Existem condições que possibilitam ao analista se fazer presente. Podemos evocar aqui a surpresa, a contingência e a singularidade. Em todas elas, o corpo do analista está implicado. O ato analítico, assim, é efeito da ação imprevisível do analista como tolo diante do real. A imprevisibilidade está para o analisante, assim como para o analista, que age sem um saber prévio, visando à abertura do inconsciente com a finalidade de esvaziá-lo de sentido. O analista se faz presente ao praticar o ato analítico por meio de um conjunto de estratégias e táticas pertinentes à psicanálise, tais como o seu silêncio, a interpretação como equívoco, a perturbação da defesa, o corte de sessão, a leitura do sintoma, entre outras.

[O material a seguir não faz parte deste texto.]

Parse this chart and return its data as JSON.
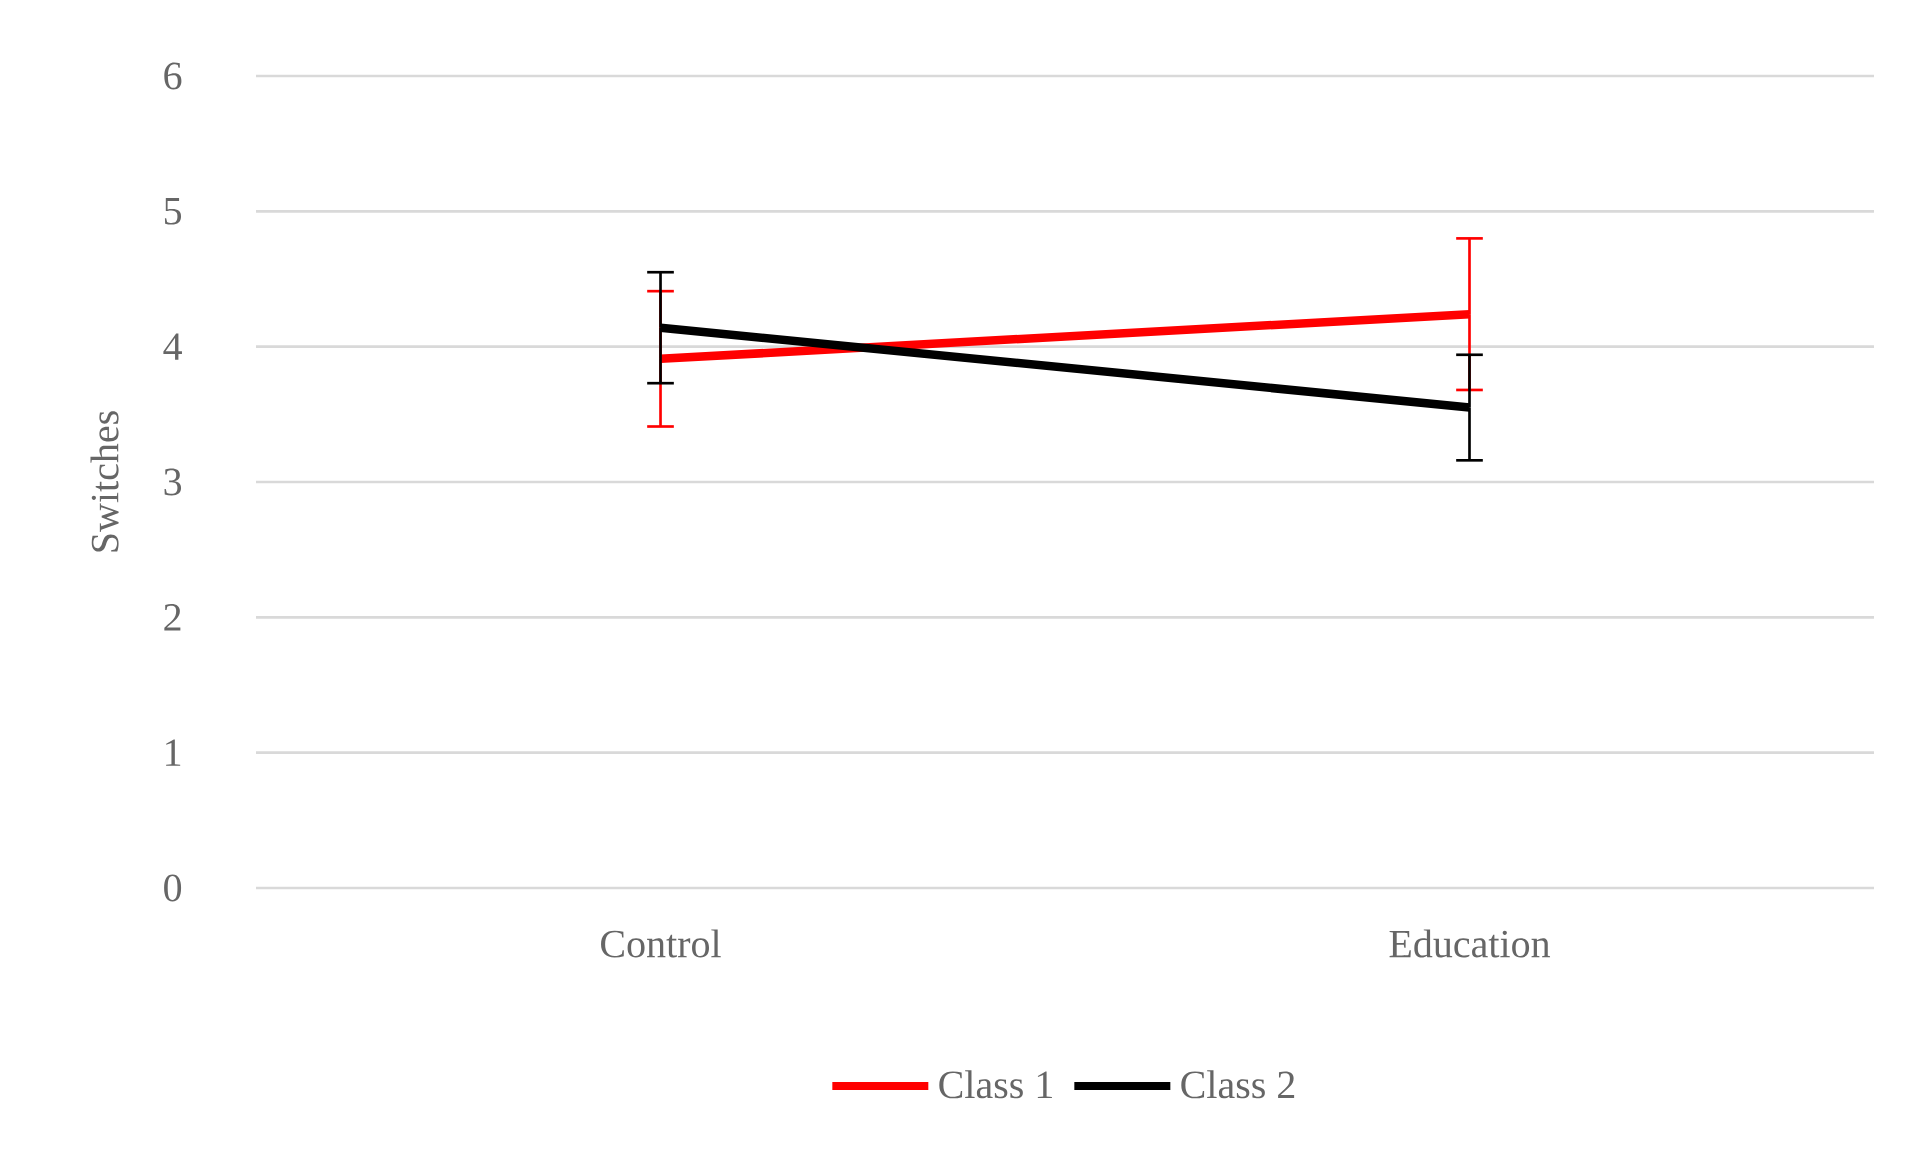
{
  "chart_data": {
    "type": "line",
    "ylabel": "Switches",
    "categories": [
      "Control",
      "Education"
    ],
    "series": [
      {
        "name": "Class 1",
        "color": "#ff0000",
        "values": [
          3.91,
          4.24
        ],
        "errors": [
          0.5,
          0.56
        ]
      },
      {
        "name": "Class 2",
        "color": "#000000",
        "values": [
          4.14,
          3.55
        ],
        "errors": [
          0.41,
          0.39
        ]
      }
    ],
    "ylim": [
      0,
      6
    ],
    "yticks": [
      0,
      1,
      2,
      3,
      4,
      5,
      6
    ],
    "grid": "y",
    "legend": "bottom",
    "marker": "none",
    "line_style": "solid"
  }
}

Com efeito, Lacan resume o ato analítico como um ato acidental, equivocado e resultado paradoxal de alguém que funda uma experiência sobre pressupostos que ele mesmo ignora[2]. Enfim, o analista presente em ato, promove o deslocamento do analisante da condição de objeto de gozo ou de um eu idealizado e narcísico para assunção de um corpo falante que possa se responsabilizar não apenas pela satisfação com o seu sinthoma, apanágio de sua cura, mas por sua vida.
Sérgio de Campos[1]
[1] AME da EBP/AMP.
[2] LACAN, J. (1967-1968), Ato analítico, livro XV, p. 36, inédito.

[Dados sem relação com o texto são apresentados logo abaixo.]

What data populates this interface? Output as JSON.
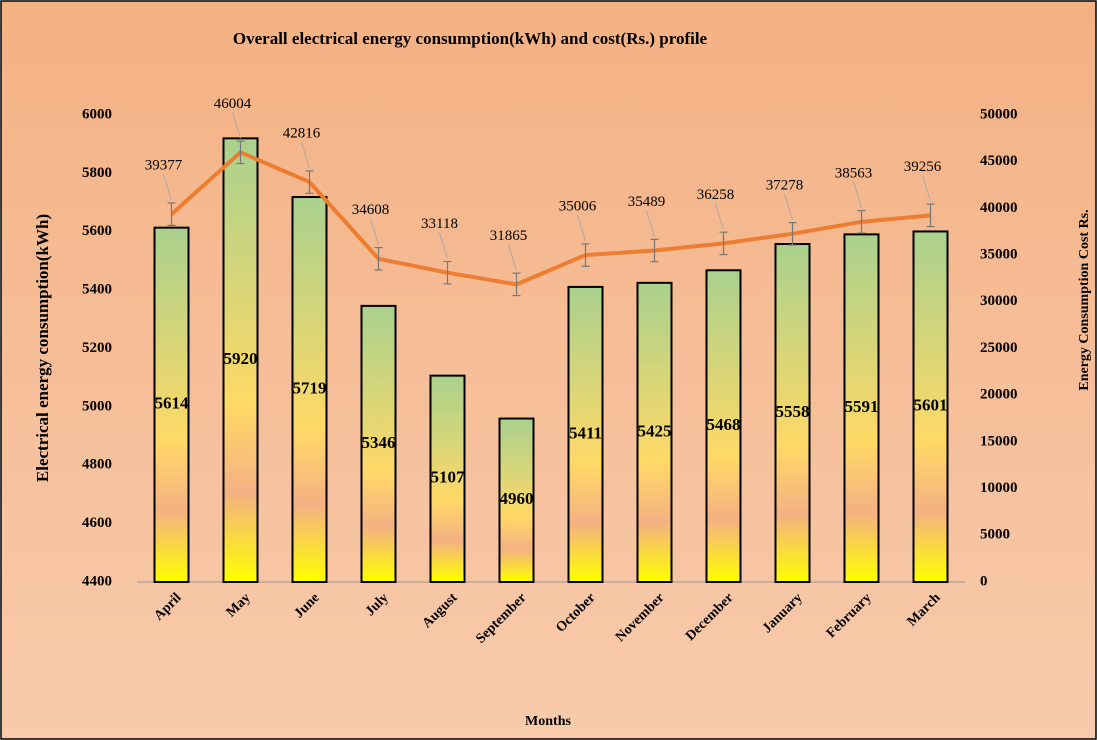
{
  "chart_data": {
    "type": "bar-line",
    "title": "Overall electrical energy consumption(kWh) and cost(Rs.) profile",
    "xlabel": "Months",
    "ylabel": "Electrical energy consumption(kWh)",
    "y2label": "Energy Consumption  Cost Rs.",
    "categories": [
      "April",
      "May",
      "June",
      "July",
      "August",
      "September",
      "October",
      "November",
      "December",
      "January",
      "February",
      "March"
    ],
    "series": [
      {
        "type": "bar",
        "colors": [
          "#a9d18e",
          "#ffd966",
          "#f4b183",
          "#ffff00"
        ],
        "values": [
          5614,
          5920,
          5719,
          5346,
          5107,
          4960,
          5411,
          5425,
          5468,
          5558,
          5591,
          5601
        ]
      },
      {
        "type": "line",
        "axis": "y2",
        "color": "#ed7d31",
        "values": [
          39377,
          46004,
          42816,
          34608,
          33118,
          31865,
          35006,
          35489,
          36258,
          37278,
          38563,
          39256
        ],
        "errors": [
          1200,
          1200,
          1200,
          1200,
          1200,
          1200,
          1200,
          1200,
          1200,
          1200,
          1200,
          1200
        ]
      }
    ],
    "ylim": [
      4400,
      6000
    ],
    "yticks": [
      4400,
      4600,
      4800,
      5000,
      5200,
      5400,
      5600,
      5800,
      6000
    ],
    "y2lim": [
      0,
      50000
    ],
    "y2ticks": [
      0,
      5000,
      10000,
      15000,
      20000,
      25000,
      30000,
      35000,
      40000,
      45000,
      50000
    ]
  }
}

A presença do analista evidencia tanto o gozo como preserva o furo, presentificando um dizer que ressoa o que de traumático afeta o corpo. O tédio causou o desejo! A causa é o encontro com o gozo, do qual temos responsabilidade. Como que atingida por um raio, instante de ver, me vi num voo para Paris onde, supostamente iria encontrar um amigo. No entanto, durante a viagem, uma contingência me afetou e percebi que estava mesmo era indo fazer análise, por que não? Do aeroporto, fui imediatamente para o consultório do analista e, assim, aconteceu um encontro, dando início ao diálogo do Um, a um falar sozinho: – Vim falar! O analista disse sim à minha demanda de ser paciente, mas fez silêncio até o momento em que me conduziu à porta, instante que com a mão no meu ombro, exclamou chistosamente: – Vous êtes très sympatique! Um ato que marcou presença. Atônita saí. O vazio se instalou e apreendi que a consequência do falar é o destino da transferência. Durante anos tentei saber fazer com as ressonâncias desse dizer, lidar com essa primeira leitura do sintoma, que remetia ao avesso do que eu me imaginava ser – tempo de compreender. Essa viagem permaneceu até eu escutar: – Ça suffit! Surpresa! Novamente atônita, senti-me tola do inconsciente, experimentando nenhum saber, nenhum sentido – momento de concluir. O gozo se presentificava, mas eu já não era um viajante errante, era um viajante itinerante, ou seja, a viagem permeada pelo real continua. O consentimento é uma decisão insondável, realizada no encontro e no reconhecimento da alteridade. Analista: presente!